Kemarau, Debit Air Sungai Cisadane Tangerang Turun 12 Persen

Balai UPT Daerah Aliran Sungai (DAS) Cidurian Cisadane di Pintu Air 10, Kota Tangerang. (metrotvnews.com/Hendrik S)

Kemarau, Debit Air Sungai Cisadane Tangerang Turun 12 Persen

Hendrik Simorangkir • 16 July 2026 12:06

Tangerang: Debit air Sungai Cisadane di Pintu Air 10, Kota Tangerang, Banten, mengalami penurunan hingga 12 persen memasuki puncak musim kemarau 2026. Saat ini, beberapa pintu bendungan ditutup untuk menjaga ketersediaan air baku bagi masyarakat.

Kepala Balai UPT Daerah Aliran Sungai (DAS) Cidurian Cisadane, Didik Purwanto, mengatakan, pihaknya telah menutup seluruh pintu Bendung Pasar Baru. Upaya ini agar tinggi muka air di bagian hulu tetap terjaga, sehingga pasokan air ke instalasi pengolahan air serta kebutuhan irigasi pertanian tetap terpenuhi.

"Selain menutup seluruh pintu bendung, kami juga berkoordinasi dengan Perumda Air Minum (PDAM) untuk melakukan normalisasi atau dredging di area intake. Normalisasi dilakukan agar pengambilan air baku tetap berjalan maksimal sehingga kebutuhan masyarakat tetap dapat terpenuhi," ujar Didik, Kamis, 16 Juli 2026.

Didik menuturkan, penurunan debit air yang terjadi saat ini memang fenomena yang selalu dihadapi setiap musim kemarau. Namun, menurut dia, kondisi tahun ini dinilai lebih ekstrem akibat curah hujan yang lebih rendah dibandingkan tahun sebelumnya.

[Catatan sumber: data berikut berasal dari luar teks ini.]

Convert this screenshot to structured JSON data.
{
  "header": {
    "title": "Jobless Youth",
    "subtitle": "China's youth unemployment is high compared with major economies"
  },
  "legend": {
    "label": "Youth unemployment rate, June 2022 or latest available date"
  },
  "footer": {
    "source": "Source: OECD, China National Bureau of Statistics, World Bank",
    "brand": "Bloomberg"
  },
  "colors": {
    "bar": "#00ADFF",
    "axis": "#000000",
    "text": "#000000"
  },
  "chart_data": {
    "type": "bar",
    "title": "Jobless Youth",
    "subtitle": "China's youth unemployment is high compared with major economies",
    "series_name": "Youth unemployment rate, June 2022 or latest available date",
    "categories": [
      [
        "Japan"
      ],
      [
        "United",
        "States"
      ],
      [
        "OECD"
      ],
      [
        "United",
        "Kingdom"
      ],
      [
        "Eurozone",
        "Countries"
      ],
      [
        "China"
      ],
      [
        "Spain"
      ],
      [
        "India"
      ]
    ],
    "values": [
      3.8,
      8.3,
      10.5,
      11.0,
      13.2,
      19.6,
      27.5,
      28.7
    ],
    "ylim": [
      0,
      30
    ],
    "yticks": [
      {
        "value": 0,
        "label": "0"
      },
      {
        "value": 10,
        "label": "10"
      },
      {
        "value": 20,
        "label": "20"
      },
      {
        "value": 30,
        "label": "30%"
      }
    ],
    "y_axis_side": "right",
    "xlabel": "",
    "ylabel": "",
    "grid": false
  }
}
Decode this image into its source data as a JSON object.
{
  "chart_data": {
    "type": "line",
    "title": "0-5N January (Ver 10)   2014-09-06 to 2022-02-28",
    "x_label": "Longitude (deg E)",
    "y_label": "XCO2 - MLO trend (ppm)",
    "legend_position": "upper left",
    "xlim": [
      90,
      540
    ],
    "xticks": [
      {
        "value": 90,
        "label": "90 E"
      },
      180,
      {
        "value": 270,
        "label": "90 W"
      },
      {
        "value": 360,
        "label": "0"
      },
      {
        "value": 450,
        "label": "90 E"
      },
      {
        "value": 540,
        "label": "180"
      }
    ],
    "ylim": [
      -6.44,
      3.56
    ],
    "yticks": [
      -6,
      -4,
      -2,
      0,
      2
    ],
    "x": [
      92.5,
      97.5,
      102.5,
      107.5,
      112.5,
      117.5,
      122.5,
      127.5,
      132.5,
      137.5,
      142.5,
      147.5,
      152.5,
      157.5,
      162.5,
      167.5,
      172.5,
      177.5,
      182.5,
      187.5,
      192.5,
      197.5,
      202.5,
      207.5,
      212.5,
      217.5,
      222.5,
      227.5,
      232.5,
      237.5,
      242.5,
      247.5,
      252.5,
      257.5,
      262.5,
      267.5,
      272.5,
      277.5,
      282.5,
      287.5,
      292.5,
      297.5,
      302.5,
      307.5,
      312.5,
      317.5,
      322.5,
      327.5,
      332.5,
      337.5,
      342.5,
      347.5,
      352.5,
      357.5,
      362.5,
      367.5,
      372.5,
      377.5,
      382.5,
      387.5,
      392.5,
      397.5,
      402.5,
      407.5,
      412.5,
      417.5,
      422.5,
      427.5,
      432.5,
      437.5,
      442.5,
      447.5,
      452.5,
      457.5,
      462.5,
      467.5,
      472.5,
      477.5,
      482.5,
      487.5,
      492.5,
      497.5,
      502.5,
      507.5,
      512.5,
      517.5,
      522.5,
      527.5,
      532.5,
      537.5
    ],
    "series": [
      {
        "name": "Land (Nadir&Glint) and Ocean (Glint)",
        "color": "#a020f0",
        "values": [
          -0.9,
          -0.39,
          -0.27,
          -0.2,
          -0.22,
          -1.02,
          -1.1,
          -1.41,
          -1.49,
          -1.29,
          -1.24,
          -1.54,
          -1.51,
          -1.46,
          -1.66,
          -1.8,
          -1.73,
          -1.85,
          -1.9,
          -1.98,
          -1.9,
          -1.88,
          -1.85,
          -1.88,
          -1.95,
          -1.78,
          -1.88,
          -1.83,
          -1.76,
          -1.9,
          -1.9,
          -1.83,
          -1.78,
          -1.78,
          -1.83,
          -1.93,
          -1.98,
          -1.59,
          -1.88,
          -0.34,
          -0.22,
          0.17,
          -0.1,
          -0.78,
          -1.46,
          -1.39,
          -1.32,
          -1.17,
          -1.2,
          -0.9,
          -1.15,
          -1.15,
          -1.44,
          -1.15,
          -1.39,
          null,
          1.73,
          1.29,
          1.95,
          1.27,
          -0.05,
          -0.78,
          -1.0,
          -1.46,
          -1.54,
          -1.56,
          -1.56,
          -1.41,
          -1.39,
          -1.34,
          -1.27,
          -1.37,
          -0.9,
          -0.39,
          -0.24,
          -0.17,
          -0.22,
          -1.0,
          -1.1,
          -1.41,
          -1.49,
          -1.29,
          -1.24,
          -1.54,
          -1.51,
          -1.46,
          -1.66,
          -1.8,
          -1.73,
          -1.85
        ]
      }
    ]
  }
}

"Kondisi tahun ini lebih ekstrem, karena curah hujan lebih rendah, sehingga debit Sungai Cisadane mengalami penurunan sekitar 12 persen," kata Didik. 

Balai UPT Daerah Aliran Sungai (DAS) Cidurian Cisadane di Pintu Air 10, Kota Tangerang. (metrotvnews.com/Hendrik S)

Dia menambahkan, bila kondisi kekeringan semakin ekstrem, pihaknya akan menyiapkan langkah antisipasi agar pasokan air baku, kebutuhan irigasi, serta fungsi pengendalian banjir tetap berjalan dengan baik.

"Hingga saat ini pasokan air baku untuk kebutuhan masyarakat maupun irigasi pertanian masih dalam kondisi aman. Tapi kami terus melakukan pemantauan debit air secara berkala selama musim kemarau ini," jelas Didik. 

Didik mengimbau masyarakat untuk menghemat penggunaan air selama musim kemarau. Hal tersebut sebagai upaya untuk menjaga ketersediaan sumber daya air hingga musim penghujan tiba.